Scripts download and prepare datasets using the two largest speech corpora for Catalan: Common Voice v8.0 and ParlamentParla. Training scripts are based on official commonvoice recipe. A phonetic dictionary derived from Alpha Cepei's VOSK model is provided in dict/ca directory. Text corpus to train the language model is derived from the training and development text plus an additional clean text corpus derived from OpenSubtitles (corpus/CA_OpenSubtitles_clean.txt). Evaluation is performed on test sets of both corpora.

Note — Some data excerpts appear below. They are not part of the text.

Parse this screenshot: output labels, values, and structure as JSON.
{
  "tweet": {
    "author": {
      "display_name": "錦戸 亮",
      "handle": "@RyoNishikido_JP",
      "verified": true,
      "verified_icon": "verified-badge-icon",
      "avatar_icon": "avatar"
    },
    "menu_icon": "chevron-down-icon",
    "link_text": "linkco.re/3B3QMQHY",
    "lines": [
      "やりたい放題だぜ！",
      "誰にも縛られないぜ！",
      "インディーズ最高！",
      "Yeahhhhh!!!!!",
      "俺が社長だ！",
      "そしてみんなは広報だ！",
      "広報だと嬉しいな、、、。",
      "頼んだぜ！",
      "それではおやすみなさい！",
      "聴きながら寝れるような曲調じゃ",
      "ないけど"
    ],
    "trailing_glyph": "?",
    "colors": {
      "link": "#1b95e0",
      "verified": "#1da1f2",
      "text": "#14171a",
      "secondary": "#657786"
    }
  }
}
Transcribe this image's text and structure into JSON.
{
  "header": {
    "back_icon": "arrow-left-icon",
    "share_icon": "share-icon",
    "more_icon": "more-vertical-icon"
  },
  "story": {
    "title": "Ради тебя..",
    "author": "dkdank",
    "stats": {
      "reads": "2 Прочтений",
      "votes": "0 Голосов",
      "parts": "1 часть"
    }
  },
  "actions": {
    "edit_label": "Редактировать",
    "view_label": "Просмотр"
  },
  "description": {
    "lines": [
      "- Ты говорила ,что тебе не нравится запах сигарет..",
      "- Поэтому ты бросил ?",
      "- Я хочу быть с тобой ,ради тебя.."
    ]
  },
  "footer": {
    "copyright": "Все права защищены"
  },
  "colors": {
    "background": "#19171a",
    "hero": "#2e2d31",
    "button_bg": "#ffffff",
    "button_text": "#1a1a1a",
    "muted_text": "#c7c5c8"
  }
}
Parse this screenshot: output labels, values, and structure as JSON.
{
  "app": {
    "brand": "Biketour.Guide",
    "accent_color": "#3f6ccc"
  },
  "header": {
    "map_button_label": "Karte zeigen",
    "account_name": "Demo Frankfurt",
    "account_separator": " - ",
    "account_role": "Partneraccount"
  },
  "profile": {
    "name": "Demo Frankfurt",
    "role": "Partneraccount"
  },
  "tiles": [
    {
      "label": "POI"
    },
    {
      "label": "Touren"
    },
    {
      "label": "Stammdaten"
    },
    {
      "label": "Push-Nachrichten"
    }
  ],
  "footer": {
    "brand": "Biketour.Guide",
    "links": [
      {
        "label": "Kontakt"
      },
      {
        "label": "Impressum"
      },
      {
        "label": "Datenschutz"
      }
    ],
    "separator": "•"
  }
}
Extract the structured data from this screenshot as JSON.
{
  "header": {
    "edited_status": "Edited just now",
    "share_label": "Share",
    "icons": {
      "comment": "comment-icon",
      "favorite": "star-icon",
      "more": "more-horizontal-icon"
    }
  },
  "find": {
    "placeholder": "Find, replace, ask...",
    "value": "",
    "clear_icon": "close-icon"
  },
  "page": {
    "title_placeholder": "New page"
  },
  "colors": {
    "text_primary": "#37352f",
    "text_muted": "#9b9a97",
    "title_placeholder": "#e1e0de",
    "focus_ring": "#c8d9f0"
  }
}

You need to first install Kaldi and SRILM. We provide the instructions, however you should make sure to follow the official guidelines in Kaldi repository:
git clone https://github.com/kaldi-asr/kaldi.git
cd kaldi/tools
extras/check_dependencies.sh
make -j 4
cd ../src
./configure --shared
make -j clean depend
make -j 8
cd ..
To install SRILM:
/opt/kaldi/tools/install_srilm.sh <name> <company> <email>
Then you should clone this repository under egs directory of kaldi:
cd egs
git clone https://github.com/CollectivaT-dev/kaldi-cat.git
cd kaldi-cat
Finally, make sure you also have Python 3 and installed the required modules:
pip install tqdm pandas
We provide a docker setup that takes care of all instalations.
git clone https://github.com/CollectivaT-dev/kaldi-cat.git
cd kaldi-cat/docker
docker build -t kaldidock kaldi
Once the image had been built, all you have to do is interactively attach to its bash terminal via the following command:
docker run -it -v <path-to-repo>:/opt/kaldi/egs/kaldi-cat \
-v <path-to-corpus-base-directory>:/mnt \
--gpus all --name <container-name> <built-docker-name> bash
Once you finish this step, you should be in a docker container's bash terminal now to start the training.
All training scripts are inside s5 directory:
cd <kaldi-dir>/egs/kaldi-cat/s5
If you're using GPU (and you should), make sure to flag them:
export CUDA_VISIBLE_DEVICES=0,1
To start training, all you need to do is call run.sh specifying a directory where to download the corpora:
bash run.sh --corpusbase <corpus-base-directory> #if running from docker <corpus-base-directory> is "/mnt"
To train toy models to see if all the process works smoothly, you can use the subset option. This will prepare a training dataset using only a specified number of samples:
bash run.sh --corpusbase <corpus-base-directory> --subset 1000
Evaluations are done on separately on testing portions of the two corpora. run.sh will print out WER scores at the end.
To be published soon...
- Kaldi installation and mini-librispeech test run
- Common voice dataset download scripts
- Dockerfile
- Text corpus from Common Voice
- Builds language model
- Fake phonetic dictionary
- Audio data to Kaldi format
- Proper phonetic dictionary
- ParlamentParla download scripts
- PP to Kaldi format
- Combined train/dev/test1/test2
- run.sh test training/evaluation
- Extend LM corpus
- G2P model
- Documentation
- Docker test
- Extend phonetic dictionary?